Hybrid nanoprinted neural networks
Elena Goi, Assoc. Prof., University of Shanghai for Science and Technology, Institute of photonic chips
Library, A.2.500, Staudtstr. 2
Abstract:
Diffractive neural networks (DNNs) exploit the nature of light propagation in free space and the interaction of a light field with metasurfaces designed with machine learning methods to implement inference passively in the optical domain1. In this way, DNNs can achieve all-optical machine learning tasks such as image classification or decryption2. When nanoprinted with two photon nanolithography (TPN) methods, DNNs can express their full potential achieving a neuron density of >500 million neurons per square centimeter, operative wavelength in the near infrared or visible wavelength regime and on-chip integration with imaging sensors, such as commercial complementary metal-oxide–semiconductor (CMOS) sensors3. This co-integration is particularly useful, because it allows to compensate the shortcoming of nanoprinted DNNs, which have neither the means to be reconfigured or tuned after fabrication nor any direct way to implement hidden optical nonlinear layers that could help solve more complex tasks and achieve better performances. By co-integrating DNNs with a CMOS imaging sensor, it is possible to create a hybrid integrated optoelectronic modules, where large matrix multiplications are executed in the optical domain by the diffractive elements, followed by a nonlinear optoelectronic conversion that can be modelled as a shifted ReLU function. At this point, the digitalized output of the hybrid integrated optoelectronic module can be processed even further by digital neural networks. For certain tasks, such hybrid optoelectronic neural network architectures exhibit performance comparable to purely digital networks, while requiring up to a factor of >10 less computational resources in the digital domain4. This talk will show that the reduction in computational complexity in the digital domain observed for the hybrid neural network architectures is partially due to the optical networks capability of compressing the incoming information into a reduced number of readout pixels. This represents an interesting perspective also in terms of all-optical information processing with hybrid diffractive and integrated neural networks, where the number of input channels to the integrated network is typically limited5.
References
1. Lin, X. et al. All-optical machine learning using diffractive deep neural networks. Science 361, 1004–1008 (2018).
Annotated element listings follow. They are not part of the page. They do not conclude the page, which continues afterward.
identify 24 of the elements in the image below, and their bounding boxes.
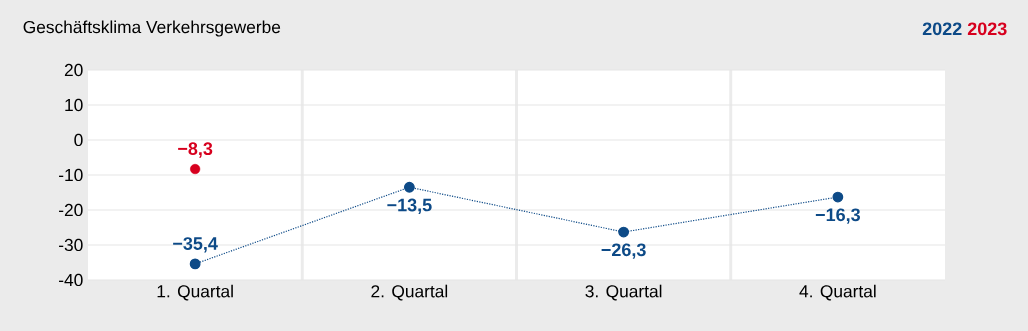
y-tick-label: -40 <box>59 273 83 287</box>
y-tick-label: 20 <box>64 63 83 77</box>
chart-title: Geschäftsklima Verkehrsgewerbe <box>23 20 281 37</box>
text: 2022 <box>922 22 962 36</box>
data-label: −35,4 <box>173 237 218 253</box>
y-tick-label: 10 <box>65 98 83 112</box>
point <box>189 258 201 270</box>
y-tick-label: -20 <box>59 203 83 217</box>
x-tick-label: 3. Quartal <box>585 284 662 301</box>
x-tick-label: 2. Quartal <box>371 284 448 301</box>
data-label: −8,3 <box>178 142 213 158</box>
x-tick-label: 4. Quartal <box>799 284 876 301</box>
x-tick-label: 1. Quartal <box>157 284 233 301</box>
point <box>618 226 630 238</box>
text: 2023 <box>967 22 1007 36</box>
data-label: −16,3 <box>815 208 860 224</box>
y-tick-label: 0 <box>74 133 83 147</box>
point <box>190 163 201 175</box>
y-tick-label: -10 <box>59 168 83 182</box>
point <box>403 181 415 193</box>
data-label: −13,5 <box>387 198 432 214</box>
y-tick-label: -30 <box>59 238 83 252</box>
data-label: −26,3 <box>601 243 646 259</box>
point <box>832 191 844 203</box>
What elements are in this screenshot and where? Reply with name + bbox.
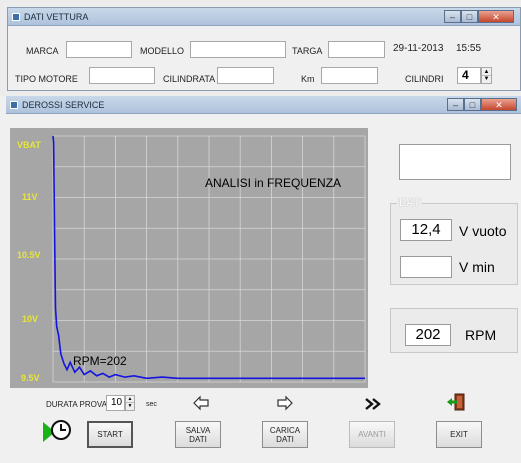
series-line [52,135,365,380]
close-icon[interactable]: ✕ [478,10,514,23]
rpm-label: RPM [465,327,497,343]
rpm-group: 202 RPM [390,308,518,353]
arrow-left-icon [193,395,209,411]
maximize-icon[interactable]: □ [464,98,481,111]
cilindri-spinner-value[interactable]: 4 [457,67,481,84]
y-tick-label: 10V [22,314,39,324]
fast-forward-icon [365,398,381,410]
maximize-icon[interactable]: □ [461,10,478,23]
bat-group: BAT 12,4 V vuoto V min [390,197,518,285]
cilindri-label: CILINDRI [405,74,444,84]
frequency-graph: ANALISI in FREQUENZA RPM=202 VBAT 11V 10… [10,128,368,388]
y-tick-label: 10.5V [17,250,41,260]
derossi-service-title: DEROSSI SERVICE [22,100,105,110]
start-button[interactable]: START [87,421,133,448]
dati-vettura-window: DATI VETTURA ‒ □ ✕ MARCA MODELLO TARGA 2… [7,7,521,91]
v-min-field [400,256,452,278]
arrow-right-icon [277,395,293,411]
exit-door-icon [447,393,465,411]
top-display [399,144,511,180]
durata-unit-label: sec [146,401,157,408]
km-label: Km [301,74,315,84]
spinner-up-icon[interactable]: ▲ [126,396,134,403]
chart-annotation: RPM=202 [73,354,127,368]
y-tick-label: 11V [22,192,38,202]
tipo-motore-label: TIPO MOTORE [15,74,78,84]
window-controls: ‒ □ ✕ [447,98,517,111]
y-tick-label: VBAT [17,140,41,150]
exit-button[interactable]: EXIT [436,421,482,448]
avanti-button[interactable]: AVANTI [349,421,395,448]
cilindrata-field[interactable] [217,67,274,84]
dati-vettura-title: DATI VETTURA [24,12,89,22]
minimize-icon[interactable]: ‒ [444,10,461,23]
marca-label: MARCA [26,46,59,56]
spinner-up-icon[interactable]: ▲ [482,69,491,76]
tipo-motore-field[interactable] [89,67,155,84]
derossi-service-titlebar[interactable]: DEROSSI SERVICE ‒ □ ✕ [6,96,521,114]
window-controls: ‒ □ ✕ [444,10,514,23]
frequency-chart [52,135,366,383]
modello-field[interactable] [190,41,286,58]
minimize-icon[interactable]: ‒ [447,98,464,111]
app-icon [10,101,18,109]
spinner-down-icon[interactable]: ▼ [127,403,133,409]
durata-prova-label: DURATA PROVA [46,400,107,409]
v-vuoto-label: V vuoto [459,223,507,239]
date-display: 29-11-2013 [393,43,444,54]
bat-group-label: BAT [397,197,422,209]
spinner-down-icon[interactable]: ▼ [483,76,490,82]
targa-field[interactable] [328,41,385,58]
marca-field[interactable] [66,41,132,58]
carica-dati-button[interactable]: CARICA DATI [262,421,308,448]
y-tick-label: 9.5V [21,373,40,383]
timer-icon [43,420,71,442]
time-display: 15:55 [456,43,482,54]
modello-label: MODELLO [140,46,185,56]
salva-dati-button[interactable]: SALVA DATI [175,421,221,448]
v-vuoto-field: 12,4 [400,219,452,241]
app-icon [12,13,20,21]
close-icon[interactable]: ✕ [481,98,517,111]
rpm-field: 202 [405,324,451,346]
dati-vettura-titlebar[interactable]: DATI VETTURA ‒ □ ✕ [8,8,520,26]
v-min-label: V min [459,259,495,275]
cilindri-spinner-buttons[interactable]: ▲ ▼ [481,67,492,84]
cilindrata-label: CILINDRATA [163,74,216,84]
durata-prova-field[interactable]: 10 [106,395,125,411]
targa-label: TARGA [292,46,323,56]
km-field[interactable] [321,67,378,84]
chart-title: ANALISI in FREQUENZA [205,176,342,190]
durata-spinner-buttons[interactable]: ▲ ▼ [125,395,135,411]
2. Goi, E. et al. Nanoprinted high-neuron-density optical linear perceptrons performing near-infrared inference on a CMOS chip. Light Sci. Appl. 10, 40 (2021).
3. Goi, E., Schoenhardt, S. & Gu, M. Direct retrieval of Zernike-based pupil functions using integrated diffractive deep neural networks. Nat. Commun. 13, 7531 (2022).
4. Chen, M., Schoenhardt, S., Gu, M. & Goi, E. Quantitative comparison of the computational complexity of optical, digital and hybrid neural network architectures for image classification tasks. Opt Express 31, 44474–44485 (2023).
5. Xu, Z. et al. Large-scale photonic chiplet Taichi empowers 160-TOPS/W artificial general intelligence. Science 384, 202–209 (2024).